Again, Summit published all these fictitious letters to the editor. It could certainly be suggested that we were delighted in having our fancies published. However, did it accomplish our intention of having the outdoor enthusiast become a bit more critical of outdoor products being introduced to the market? Probably not. 

But its design lives on. Recently, I received an inquiry from an author writing a book describing the evolution of climbing equipment and asked if I could send him a copy of my patent drawings of the system.

 

...

 

So, what did we accomplish by creating these hoaxes? 


  • Did we get Summit Magazine to practice more responsible journalism? That was not evident in any obvious way. 
  • Did we get the climbing community to be a bit more skeptical in believing what they were reading? Clearly not, in that they still write exaggerated accounts of their own climbing accomplishments. 
  • Did we get the climbing journal to publish articles that were professionally edited, clear of grammatical mistakes, and exaggerated statements? Not according to my wife, prior to her passing a decade ago, who was the managing editor of a major scientific journal.  
  • Did we get better-designed and more functional outdoor equipment on the market?  Better gear and clothing is now available, but I doubt we had little, if any, influence on this. 

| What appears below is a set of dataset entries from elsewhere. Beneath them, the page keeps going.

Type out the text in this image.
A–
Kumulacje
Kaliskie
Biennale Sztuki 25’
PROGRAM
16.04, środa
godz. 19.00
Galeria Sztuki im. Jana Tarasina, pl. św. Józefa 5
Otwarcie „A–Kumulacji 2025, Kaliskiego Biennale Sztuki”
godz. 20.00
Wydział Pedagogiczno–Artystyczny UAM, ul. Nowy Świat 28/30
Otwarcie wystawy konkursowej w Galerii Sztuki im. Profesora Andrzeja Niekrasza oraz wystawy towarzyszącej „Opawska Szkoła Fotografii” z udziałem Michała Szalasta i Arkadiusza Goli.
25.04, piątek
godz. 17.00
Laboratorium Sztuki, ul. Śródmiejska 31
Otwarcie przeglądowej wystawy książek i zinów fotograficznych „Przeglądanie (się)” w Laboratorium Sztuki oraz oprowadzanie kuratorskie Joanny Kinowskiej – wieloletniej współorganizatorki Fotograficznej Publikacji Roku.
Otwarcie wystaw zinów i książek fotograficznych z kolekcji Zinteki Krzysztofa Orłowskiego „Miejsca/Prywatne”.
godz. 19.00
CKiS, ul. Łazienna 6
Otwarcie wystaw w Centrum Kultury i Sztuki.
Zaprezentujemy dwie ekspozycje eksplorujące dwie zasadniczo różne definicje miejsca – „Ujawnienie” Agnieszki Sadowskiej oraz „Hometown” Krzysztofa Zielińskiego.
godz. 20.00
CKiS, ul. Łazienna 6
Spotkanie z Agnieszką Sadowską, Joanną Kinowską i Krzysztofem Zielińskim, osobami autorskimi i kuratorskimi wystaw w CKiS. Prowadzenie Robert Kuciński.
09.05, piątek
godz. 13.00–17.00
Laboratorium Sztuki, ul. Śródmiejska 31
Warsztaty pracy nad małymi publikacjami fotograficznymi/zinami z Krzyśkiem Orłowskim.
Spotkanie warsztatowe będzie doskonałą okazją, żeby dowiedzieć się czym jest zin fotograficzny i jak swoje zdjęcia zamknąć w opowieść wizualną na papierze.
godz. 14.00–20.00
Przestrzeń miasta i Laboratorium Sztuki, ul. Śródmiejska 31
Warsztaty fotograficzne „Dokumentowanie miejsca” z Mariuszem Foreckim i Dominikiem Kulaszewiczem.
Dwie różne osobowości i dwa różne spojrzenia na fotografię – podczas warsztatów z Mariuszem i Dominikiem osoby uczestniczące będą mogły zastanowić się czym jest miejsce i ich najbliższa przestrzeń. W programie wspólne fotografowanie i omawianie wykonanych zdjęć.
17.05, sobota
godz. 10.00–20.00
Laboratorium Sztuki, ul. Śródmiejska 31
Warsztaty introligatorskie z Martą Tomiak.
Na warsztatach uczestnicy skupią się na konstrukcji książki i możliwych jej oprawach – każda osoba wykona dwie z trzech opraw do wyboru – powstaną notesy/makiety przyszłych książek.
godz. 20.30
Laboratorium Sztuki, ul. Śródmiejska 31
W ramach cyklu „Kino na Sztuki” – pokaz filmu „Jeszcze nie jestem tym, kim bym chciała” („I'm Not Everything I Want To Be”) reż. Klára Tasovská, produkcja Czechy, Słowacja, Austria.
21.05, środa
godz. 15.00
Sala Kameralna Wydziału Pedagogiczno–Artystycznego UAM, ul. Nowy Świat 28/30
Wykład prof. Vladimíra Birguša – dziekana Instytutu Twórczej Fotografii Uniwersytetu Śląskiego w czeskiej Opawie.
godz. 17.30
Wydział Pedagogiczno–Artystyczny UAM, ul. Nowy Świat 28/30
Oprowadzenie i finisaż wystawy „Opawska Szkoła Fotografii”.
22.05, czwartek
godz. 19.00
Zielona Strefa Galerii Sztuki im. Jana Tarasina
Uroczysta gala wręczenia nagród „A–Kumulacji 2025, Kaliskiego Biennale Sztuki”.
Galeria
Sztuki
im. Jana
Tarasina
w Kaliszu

What amazes me most is not that these hoaxes were published initially, but continued to be embraced and regarded as authentic in the many years since they were first published. We went far out of our way to set the record clear in an obituary at Harvey’s passing, and certainly, Katie Ives, former Editor of Alpinist, in her book Imaginary Peaks, has set the record straight.

While I am now 94 and hardly keen on changing the world, let alone the climbing enthusiast and journals they read, I am certain there are other Harvey Manning’s and Dale Cole’s lurking in the shadows, content enough to do what we did for no reason other than to have a smile on their face.  

 

 

Dale W. Cole is a mountaineer, gear tinkerer, and former professor in the College of Forest Resources at the University of Washington. He received a Ph. D. in forest soils from the University of Washington in 1963 and was recognized for his research in mineral cycling in forest ecosystem; processes of elemental leaching in forest soils; forest ecosystem response to fertilizers and municipal wastewater and sludge; soils and land-use planning. His papers are stored in the University of Washington Libraries, Special Collections. 



Feature Image: Dale Cole showing off a backpack he designed for ventilation. "It looks flimsy, but in my youth I carried 100 lbs. with it," he says. Only two were made. Editor's note: he does looks prankish, no? Photo courtesy of Dale Cole.